Last month, Lt. Gen. Ray Odierno went to the Hill for his confirmation hearing as the U.S.’s new Iraq commander and… no one cared. Odierno, formerly David Petraeus’ second in command, is taking over post-surge Iraq, which you might think merits a discrete strategy. Instead, all the Senators focused on Petraeus himself, who happened to also be testifying alongside Odierno. As a result, Odierno sounded like Petraeus-lite, suggesting that he’d hew to Petraeus’s "population protection" strategy, even though Petraeus had five more Army brigades than Odierno will. No one cared.

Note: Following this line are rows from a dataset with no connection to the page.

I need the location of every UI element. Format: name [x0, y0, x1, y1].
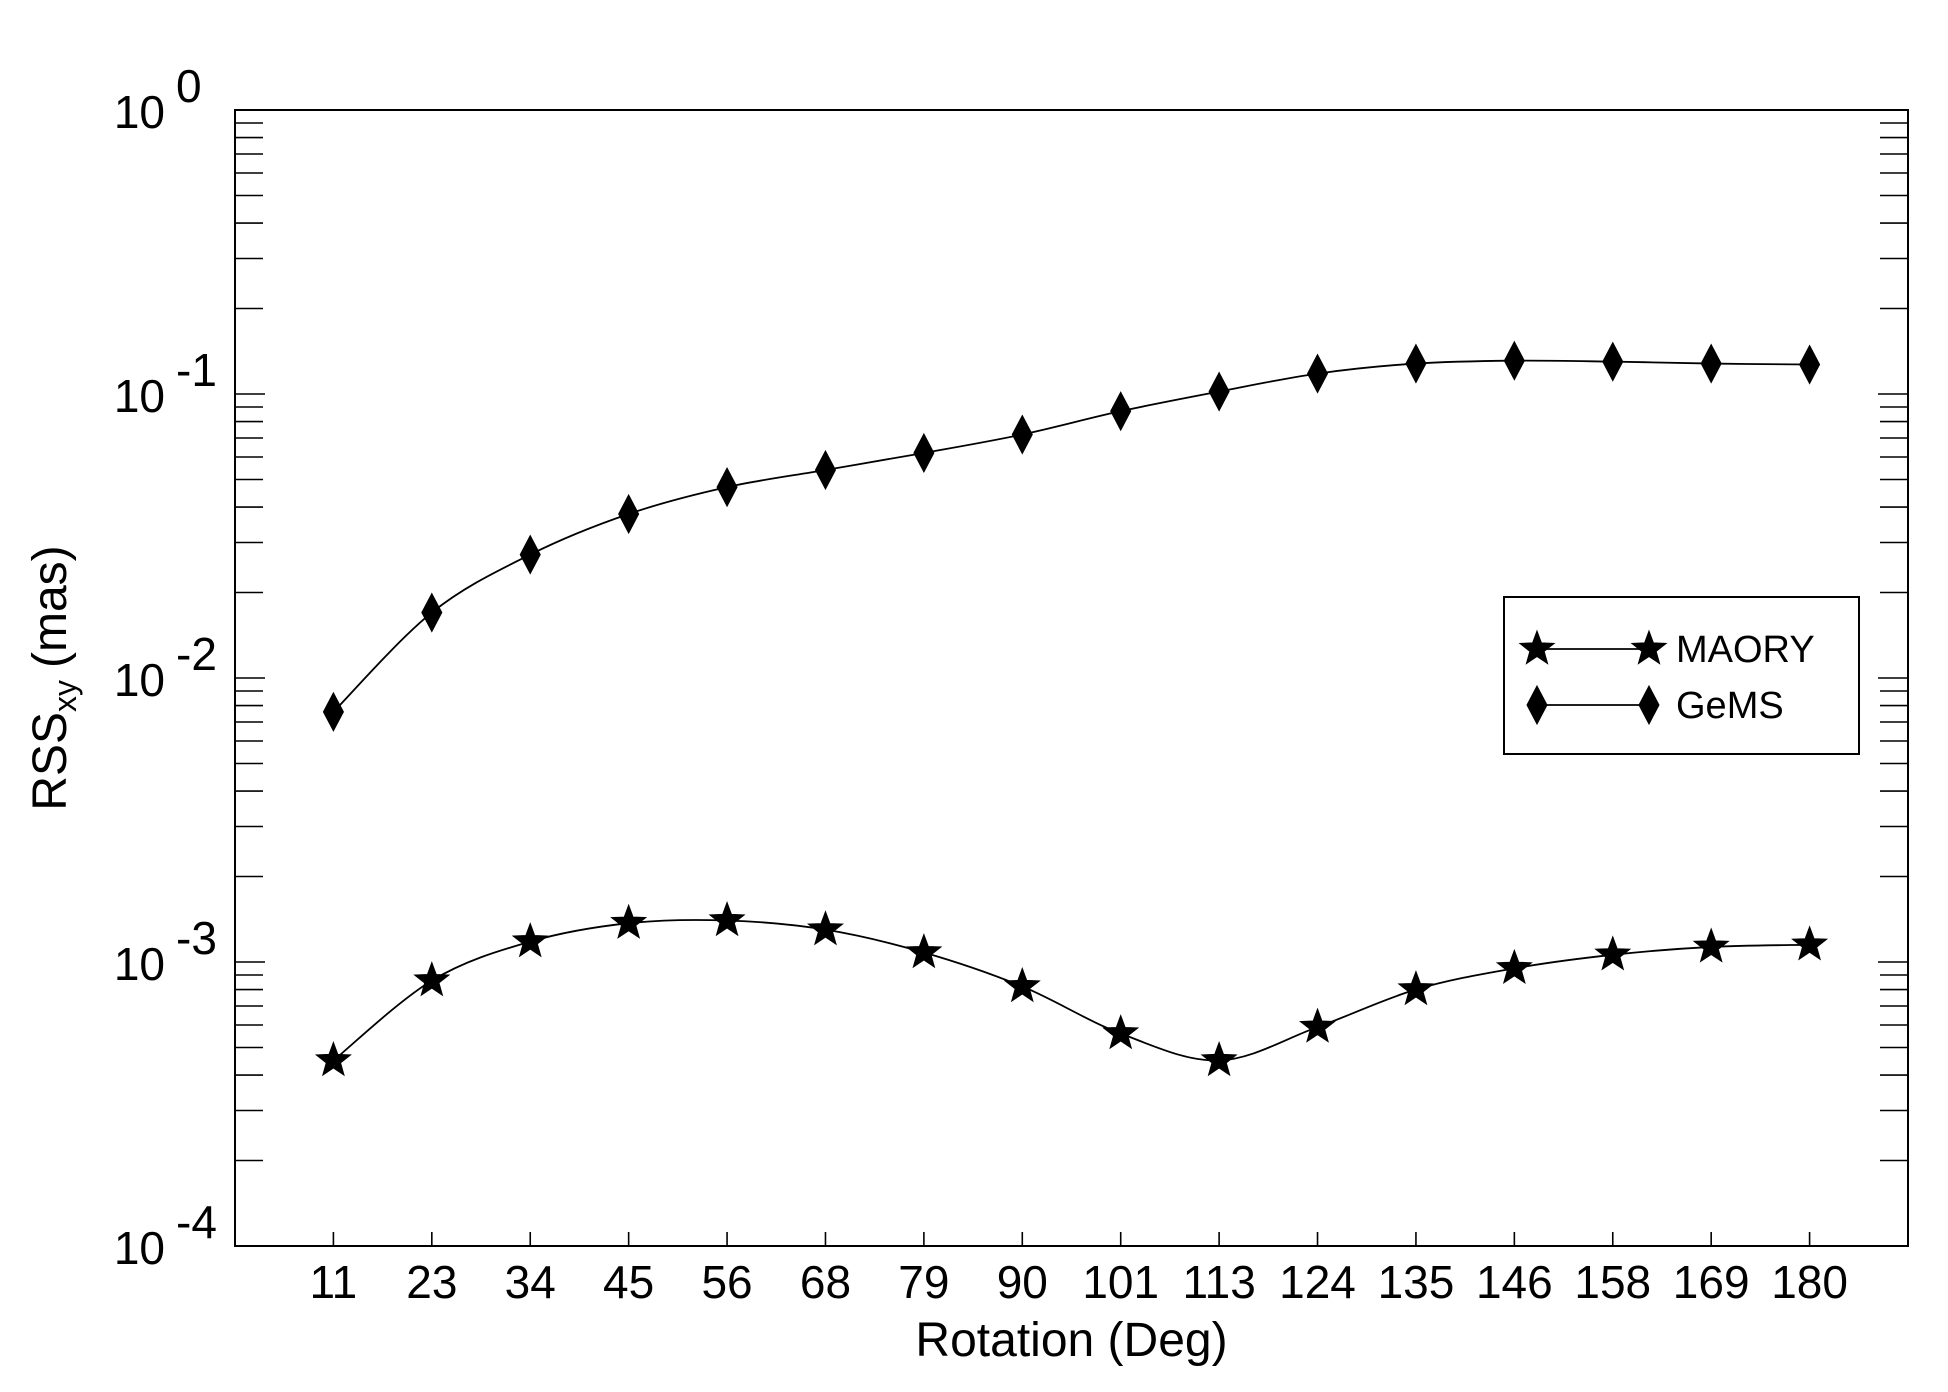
data-point-gems [1700, 343, 1722, 384]
legend-marker-gems [1526, 684, 1548, 726]
legend-marker-maory [1518, 629, 1556, 665]
x-tick-label: 135 [1378, 1256, 1455, 1308]
data-point-gems [1405, 343, 1427, 384]
data-point-maory [708, 901, 746, 937]
x-tick-label: 90 [997, 1256, 1048, 1308]
data-point-maory [1299, 1007, 1337, 1043]
data-point-gems [322, 691, 344, 732]
y-tick-exponent: -4 [176, 1196, 217, 1248]
x-tick-label: 158 [1574, 1256, 1651, 1308]
data-point-maory [806, 910, 844, 946]
x-tick-label: 146 [1476, 1256, 1553, 1308]
data-point-maory [1003, 967, 1041, 1003]
data-point-maory [1102, 1014, 1140, 1050]
data-point-maory [1692, 927, 1730, 963]
series-maory [314, 901, 1829, 1077]
data-point-gems [519, 534, 541, 575]
data-point-maory [1495, 948, 1533, 985]
x-axis-title: Rotation (Deg) [915, 1314, 1227, 1367]
y-tick-label: 10 [114, 86, 165, 138]
y-tick-label: 10 [114, 654, 165, 706]
data-point-maory [610, 903, 648, 939]
data-point-gems [1799, 344, 1821, 385]
y-axis-title: RSSxy(mas) [24, 545, 83, 810]
data-point-maory [1200, 1041, 1238, 1077]
data-point-maory [314, 1041, 352, 1077]
data-point-gems [618, 493, 640, 535]
x-tick-label: 124 [1279, 1256, 1356, 1308]
y-tick-label: 10 [114, 370, 165, 422]
data-point-maory [1791, 925, 1829, 961]
legend-label-maory: MAORY [1676, 629, 1815, 671]
data-point-maory [1397, 970, 1435, 1006]
series-layer [314, 340, 1829, 1077]
series-gems [322, 340, 1821, 732]
legend-box [1503, 596, 1860, 755]
x-tick-label: 11 [310, 1256, 358, 1308]
data-point-gems [1306, 353, 1329, 394]
x-tick-label: 113 [1182, 1256, 1255, 1308]
legend: MAORY GeMS [1503, 596, 1860, 755]
x-tick-label: 169 [1673, 1256, 1750, 1308]
data-point-gems [913, 432, 935, 474]
x-tick-label: 68 [800, 1256, 851, 1308]
data-point-gems [1208, 371, 1230, 412]
x-tick-label: 101 [1082, 1256, 1159, 1308]
data-point-maory [413, 961, 451, 997]
x-tick-label: 56 [701, 1256, 752, 1308]
legend-marker-gems [1638, 684, 1660, 726]
y-tick-label: 10 [114, 1222, 165, 1274]
y-tick-label: 10 [114, 938, 165, 990]
data-point-gems [1011, 414, 1033, 455]
data-point-gems [716, 467, 738, 508]
data-point-maory [511, 922, 549, 958]
y-tick-exponent: -1 [176, 344, 217, 396]
data-point-maory [1594, 935, 1632, 971]
x-tick-label: 180 [1771, 1256, 1848, 1308]
x-tick-label: 79 [898, 1256, 949, 1308]
series-line-maory [332, 919, 1810, 1062]
data-point-gems [1503, 340, 1525, 381]
x-tick-label: 34 [505, 1256, 556, 1308]
x-tick-label: 23 [406, 1256, 457, 1308]
y-tick-exponent: 0 [176, 60, 202, 112]
legend-label-gems: GeMS [1676, 685, 1784, 727]
x-tick-label: 45 [603, 1256, 654, 1308]
data-point-maory [905, 933, 943, 969]
data-point-gems [814, 449, 837, 491]
y-tick-exponent: -3 [176, 912, 217, 964]
y-tick-exponent: -2 [176, 628, 217, 680]
data-point-gems [1602, 341, 1624, 382]
legend-marker-maory [1630, 629, 1668, 665]
data-point-gems [1110, 391, 1132, 432]
series-line-gems [332, 359, 1810, 713]
data-point-gems [421, 592, 443, 633]
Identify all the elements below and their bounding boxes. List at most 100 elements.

In the Washington Post today, it appears that if Odierno actually has a post-surge strategy, he’s the only one. The GAO says that the Bush administration has come full circle in terms of cluelessness:
The administration lacks an updated and comprehensive Iraq strategy to move beyond the "surge" of combat troops President Bush launched in January 2007 as an 18-month effort to curtail violence and build Iraqi democracy, government investigators said yesterday.
While agreeing with the administration that violence has decreased sharply, a report released yesterday by the Government Accountability Office concluded that many other goals Bush outlined a year and a half ago in the "New Way Forward" strategy remain unmet.
Aside from that, though, the surge totally worked! The Kagans told me so!
That’s not all. Doing her job as a reporter, the Post‘s Karen DeYoung noted the differences between the GAO’s assessment and the Pentagon’s:
The GAO report contrasted with a Pentagon report, dated June 13 but not released until yesterday. The Defense Department’s quarterly assessment to Congress, "Measuring Security and Stability in Iraq," said that "security, political and economic trends in Iraq continue to be positive, although they remain fragile, reversible and uneven."
In many respects, the two reports seemed to assess wholly different realities. The 74-page Pentagon document emphasized what it called the "negative role" in Iraqi security that Iran and Syria have played. The 94-page GAO report did not mention Iran and referred to Syria only in the context of Iraqi refugees who had settled there.
There’s also a piece of classic newspeak. The Defense Department "nonconcurs" — their word! — with a classified GAO assessment that reportedly says the Petraeus/Crocker "Joint Campaign Plan" is less a strategy than "an operational plan with limitations." You’d think that’d be an anodyne criticism, since it was clear from the start that the surge was an attempt at making the 2005-vintage Clear-Hold-Build plan work . But conceding that point that won’t help elect John McCain.